Art and industry are, as well as trade, practically at a standstill in the Khan’s city, though a handsome embroidery, peculiar to Kelat, is made by the women, and fetches high prices in India, while some of the natives are clever at brass work and ironmongery. Noticing a Russian samovar in one of the shops, I entered and inquired of the owner (through the Wazir) how it had reached Kelat. “From Russia,” was the reply, “via Meshed, Herat, and Kandahar. There is a good caravan-road the whole way,” added the Baluchi, taking down a small brass shield from a peg in the wall. “This came from Bokhara, via Cabul, only ten days, ago; but trade is not what it was.” “Would there be any difficulty in making that journey?” I asked. “For you—an Englishman—yes,” said the man, with a queer smile, and was continuing, when “The Khan will be growing impatient,” broke in the Wazir, taking my hand and leading me hurriedly into the street.
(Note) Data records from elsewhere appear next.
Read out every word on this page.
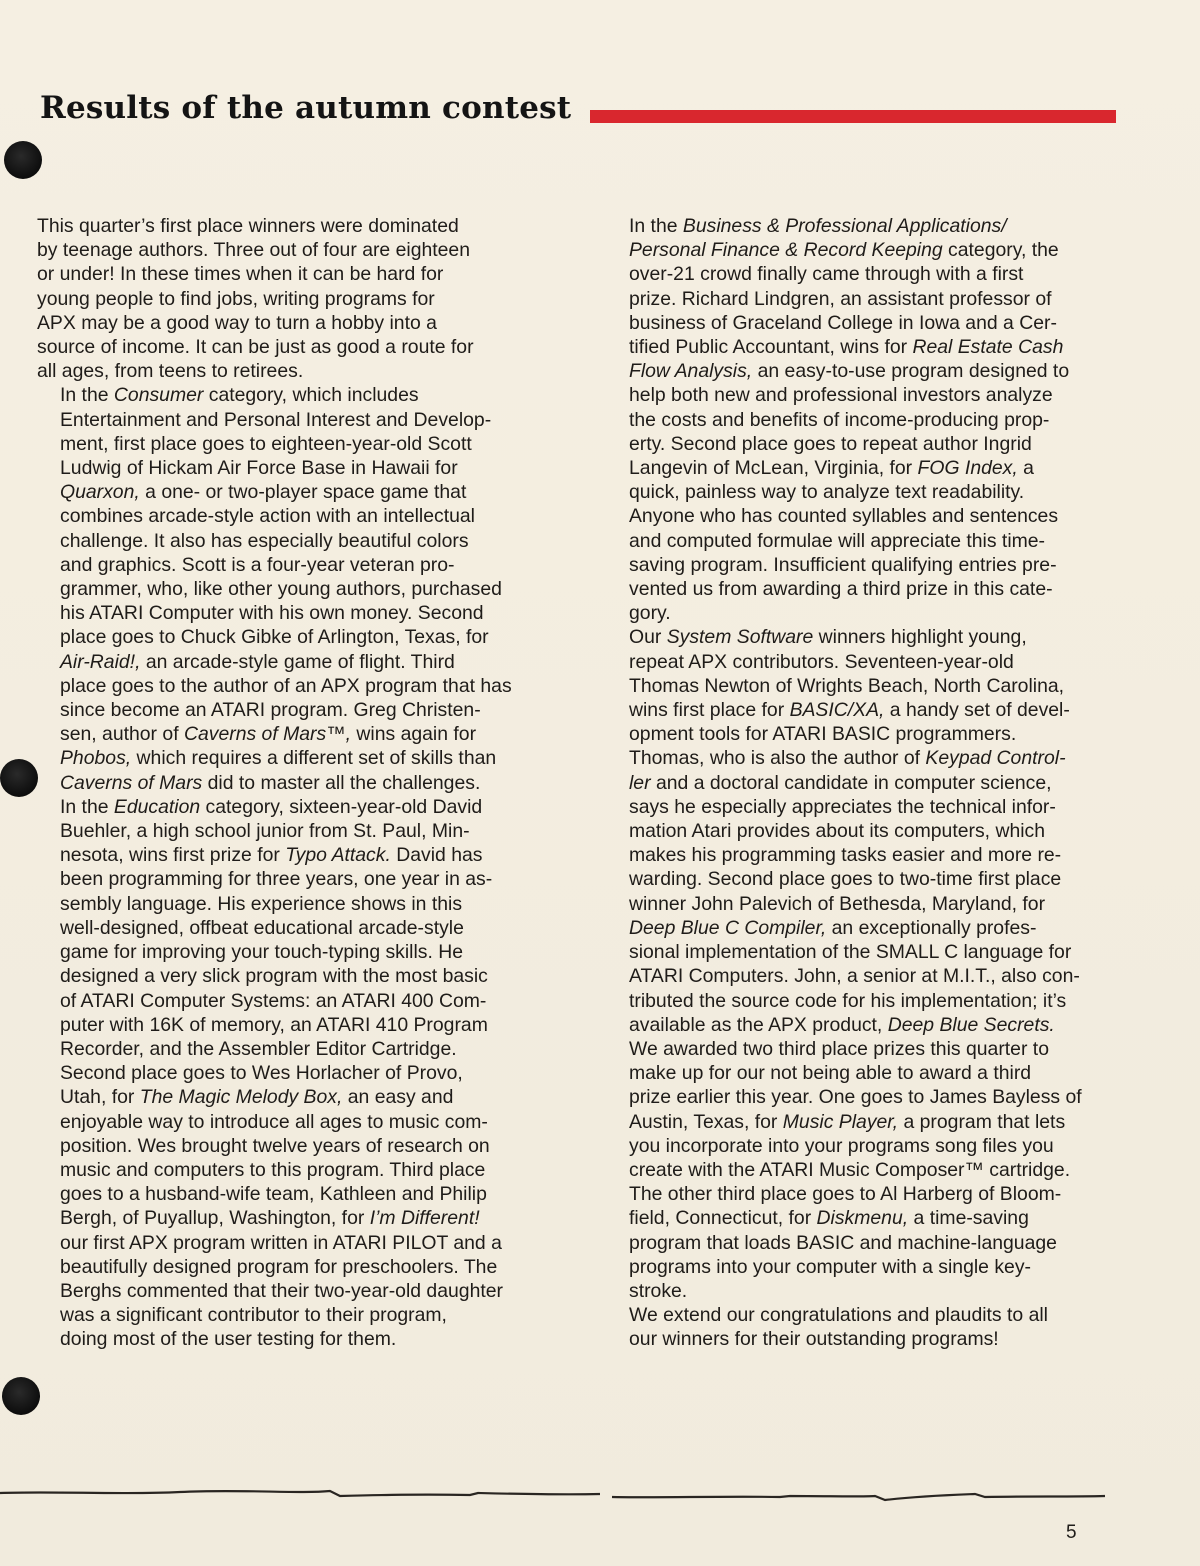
Results of the autumn contest

This quarter’s first place winners were dominated
by teenage authors. Three out of four are eighteen
or under! In these times when it can be hard for
young people to find jobs, writing programs for
APX may be a good way to turn a hobby into a
source of income. It can be just as good a route for
all ages, from teens to retirees.

In the Consumer category, which includes
Entertainment and Personal Interest and Develop-
ment, first place goes to eighteen-year-old Scott
Ludwig of Hickam Air Force Base in Hawaii for
Quarxon, a one- or two-player space game that
combines arcade-style action with an intellectual
challenge. It also has especially beautiful colors
and graphics. Scott is a four-year veteran pro-
grammer, who, like other young authors, purchased
his ATARI Computer with his own money. Second
place goes to Chuck Gibke of Arlington, Texas, for
Air-Raid!, an arcade-style game of flight. Third
place goes to the author of an APX program that has
since become an ATARI program. Greg Christen-
sen, author of Caverns of Mars™, wins again for
Phobos, which requires a different set of skills than
Caverns of Mars did to master all the challenges.

In the Education category, sixteen-year-old David
Buehler, a high school junior from St. Paul, Min-
nesota, wins first prize for Typo Attack. David has
been programming for three years, one year in as-
sembly language. His experience shows in this
well-designed, offbeat educational arcade-style
game for improving your touch-typing skills. He
designed a very slick program with the most basic
of ATARI Computer Systems: an ATARI 400 Com-
puter with 16K of memory, an ATARI 410 Program
Recorder, and the Assembler Editor Cartridge.
Second place goes to Wes Horlacher of Provo,
Utah, for The Magic Melody Box, an easy and
enjoyable way to introduce all ages to music com-
position. Wes brought twelve years of research on
music and computers to this program. Third place
goes to a husband-wife team, Kathleen and Philip
Bergh, of Puyallup, Washington, for I’m Different!
our first APX program written in ATARI PILOT and a
beautifully designed program for preschoolers. The
Berghs commented that their two-year-old daughter
was a significant contributor to their program,
doing most of the user testing for them.

In the Business & Professional Applications/
Personal Finance & Record Keeping category, the
over-21 crowd finally came through with a first
prize. Richard Lindgren, an assistant professor of
business of Graceland College in Iowa and a Cer-
tified Public Accountant, wins for Real Estate Cash
Flow Analysis, an easy-to-use program designed to
help both new and professional investors analyze
the costs and benefits of income-producing prop-
erty. Second place goes to repeat author Ingrid
Langevin of McLean, Virginia, for FOG Index, a
quick, painless way to analyze text readability.
Anyone who has counted syllables and sentences
and computed formulae will appreciate this time-
saving program. Insufficient qualifying entries pre-
vented us from awarding a third prize in this cate-
gory.

Our System Software winners highlight young,
repeat APX contributors. Seventeen-year-old
Thomas Newton of Wrights Beach, North Carolina,
wins first place for BASIC/XA, a handy set of devel-
opment tools for ATARI BASIC programmers.
Thomas, who is also the author of Keypad Control-
ler and a doctoral candidate in computer science,
says he especially appreciates the technical infor-
mation Atari provides about its computers, which
makes his programming tasks easier and more re-
warding. Second place goes to two-time first place
winner John Palevich of Bethesda, Maryland, for
Deep Blue C Compiler, an exceptionally profes-
sional implementation of the SMALL C language for
ATARI Computers. John, a senior at M.I.T., also con-
tributed the source code for his implementation; it’s
available as the APX product, Deep Blue Secrets.
We awarded two third place prizes this quarter to
make up for our not being able to award a third
prize earlier this year. One goes to James Bayless of
Austin, Texas, for Music Player, a program that lets
you incorporate into your programs song files you
create with the ATARI Music Composer™ cartridge.
The other third place goes to Al Harberg of Bloom-
field, Connecticut, for Diskmenu, a time-saving
program that loads BASIC and machine-language
programs into your computer with a single key-
stroke.

We extend our congratulations and plaudits to all
our winners for their outstanding programs!

5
An Afghan guard of honour was drawn up at the entrance of the palace, wearing the nearest approach to a uniform I had yet seen—dark-green tunics, light-blue trousers, and white turbans, clean, well fitting, and evidently kept for state occasions. Each man carried a Berdan rifle and cavalry sabre. It struck me as a curious coincidence that the former rifle is in general use throughout the Russian army. Leaving my escort with strict injunctions to keep their tempers, and under no circumstances to allow themselves to be drawn into a quarrel, I followed the Wazir and his attendants into the Mir. The entrance is through an underground passage about forty yards long by seven wide, ill-smelling and in total darkness. Arrived at the end, we again emerged into daylight, and, ascending a flight of rickety wooden steps, found ourselves in the durbar-room—a spacious apartment, its walls decorated with green, gold, and crimson panels, alternating with large looking-glasses. Costly rugs and carpets from Persia and Bokhara strewed the grimy floor of the chamber, which is about sixty feet long, and commands a splendid view of the city and fertile plains beyond. Awaiting me upon the balcony was the Khan, surrounded by his suite and another guard of Afghans. A couple of dilapidated cane-bottomed chairs were then brought and set one on each side of the crimson velvet divan occupied by his Highness. Having made my bow, which was acknowledged by a curt nod, I was conducted to the seat on the right hand of the Khan by Azim Khan, his son, who seated himself upon his father’s left hand The Wazir, suite, soldiers, and attendants then squatted round us in a semicircle, and the interview commenced.
A long silence followed, broken only by the whish of the fly-brush as a white-clad Baluchi whisked it lazily to and fro over the Khan’s head. The balcony on which we were received is poised at a dizzy height over the beehive-looking dwellings and narrow, tortuous streets of the brown city, which to-day were bathed in sunshine. The Khan’s residence is well chosen. The pestilent stenches of his capital cannot ascend to this height, only the sweet scent of hay and clover-fields, and the distant murmur of a large population, while a glorious panorama of emerald-green plain stretches away to a rocky, picturesque range of hills on the horizon.